Jakarta, 1 September 2025 — Pola operasi Berhenti Luar Biasa (BLB) kini menjadi solusi baru mobilitas antarkota. PT Kereta Api Indonesia (Persero) menambahkan Stasiun Jatinegara di Jakarta dan Lempuyangan di Yogyakarta sebagai titik pemberhentian ekstra bagi puluhan kereta jarak menengah maupun jauh.
Vice President Public Relations KAI, Anne Purba, menegaskan bahwa kebijakan ini diambil untuk memberikan keleluasaan tambahan bagi masyarakat sekaligus menjaga kelancaran layanan di tengah dinamika sosial.
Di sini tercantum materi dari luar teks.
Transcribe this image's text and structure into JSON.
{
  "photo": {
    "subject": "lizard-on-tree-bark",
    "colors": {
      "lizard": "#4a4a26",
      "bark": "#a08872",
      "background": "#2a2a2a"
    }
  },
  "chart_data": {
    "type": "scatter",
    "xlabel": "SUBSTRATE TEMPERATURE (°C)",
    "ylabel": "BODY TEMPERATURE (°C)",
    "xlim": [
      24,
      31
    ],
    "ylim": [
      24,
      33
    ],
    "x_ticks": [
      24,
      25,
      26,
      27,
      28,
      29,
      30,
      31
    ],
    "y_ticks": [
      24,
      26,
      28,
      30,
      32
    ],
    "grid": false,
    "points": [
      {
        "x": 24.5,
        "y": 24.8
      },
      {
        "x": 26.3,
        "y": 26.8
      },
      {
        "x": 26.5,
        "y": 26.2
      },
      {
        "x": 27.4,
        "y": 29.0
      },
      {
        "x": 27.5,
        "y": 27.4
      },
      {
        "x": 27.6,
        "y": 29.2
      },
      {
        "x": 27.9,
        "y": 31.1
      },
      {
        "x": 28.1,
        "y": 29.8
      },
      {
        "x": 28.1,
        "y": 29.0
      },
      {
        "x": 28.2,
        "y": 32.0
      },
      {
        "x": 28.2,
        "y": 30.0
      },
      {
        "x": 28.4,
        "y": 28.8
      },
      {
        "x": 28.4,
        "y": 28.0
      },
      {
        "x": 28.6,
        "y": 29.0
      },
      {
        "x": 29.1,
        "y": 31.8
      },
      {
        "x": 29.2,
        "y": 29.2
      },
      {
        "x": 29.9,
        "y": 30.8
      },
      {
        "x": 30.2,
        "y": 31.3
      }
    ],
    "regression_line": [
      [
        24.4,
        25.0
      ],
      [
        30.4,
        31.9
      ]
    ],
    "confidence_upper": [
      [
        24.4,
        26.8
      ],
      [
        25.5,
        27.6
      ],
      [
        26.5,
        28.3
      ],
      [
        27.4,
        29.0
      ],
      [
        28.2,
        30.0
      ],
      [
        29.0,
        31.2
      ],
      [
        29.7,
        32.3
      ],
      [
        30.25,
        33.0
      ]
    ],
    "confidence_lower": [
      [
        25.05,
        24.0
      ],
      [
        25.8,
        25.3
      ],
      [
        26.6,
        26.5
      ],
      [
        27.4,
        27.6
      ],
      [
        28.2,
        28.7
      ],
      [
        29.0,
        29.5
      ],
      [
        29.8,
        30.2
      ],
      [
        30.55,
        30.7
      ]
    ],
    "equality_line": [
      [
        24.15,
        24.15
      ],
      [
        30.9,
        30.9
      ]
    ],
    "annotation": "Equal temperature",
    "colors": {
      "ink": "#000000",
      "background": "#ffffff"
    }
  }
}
“Dengan adanya pemberhentian luar biasa di Stasiun Jatinegara maupun Lempuyangan, pelanggan memiliki pilihan tambahan tempat untuk proses naik dan turun dari kereta api. Hal ini diharapkan semakin memudahkan mobilitas masyarakat di tengah dinamika sosial, sekaligus tetap mengutamakan keselamatan, kenyamanan, dan keamanan pelanggan,” tutur Anne.
Di Daop 1 Jakarta, terdapat 45 perjalanan KA jarak menengah dan jauh yang diberlakukan BLB sejak 31 Agustus hingga 2 September 2025. Di antaranya Argo Bromo Anggrek, Taksaka, Gajayana, Bima, hingga Purwojaya.
Sementara di Daop 6 Yogyakarta, sebanyak 43 perjalanan KA jarak menengah dan jauh akan berhenti di Stasiun Lempuyangan. Kereta populer seperti Lodaya, Argo Lawu, Malabar, hingga Argo Semeru kini bisa diakses lebih fleksibel.
Langkah ini semakin memperkuat konektivitas dari Jakarta menuju Jawa Tengah dan Yogyakarta. Penumpang bisa memilih titik keberangkatan atau tujuan yang lebih dekat dengan pusat kota.
Anne mengimbau agar masyarakat tetap mengikuti arahan petugas, menjaga ketertiban, dan bersama-sama merawat fasilitas umum. “Kami ingin fasilitas ini dapat digunakan sebaik mungkin agar memberi manfaat bagi banyak orang,” tambahnya.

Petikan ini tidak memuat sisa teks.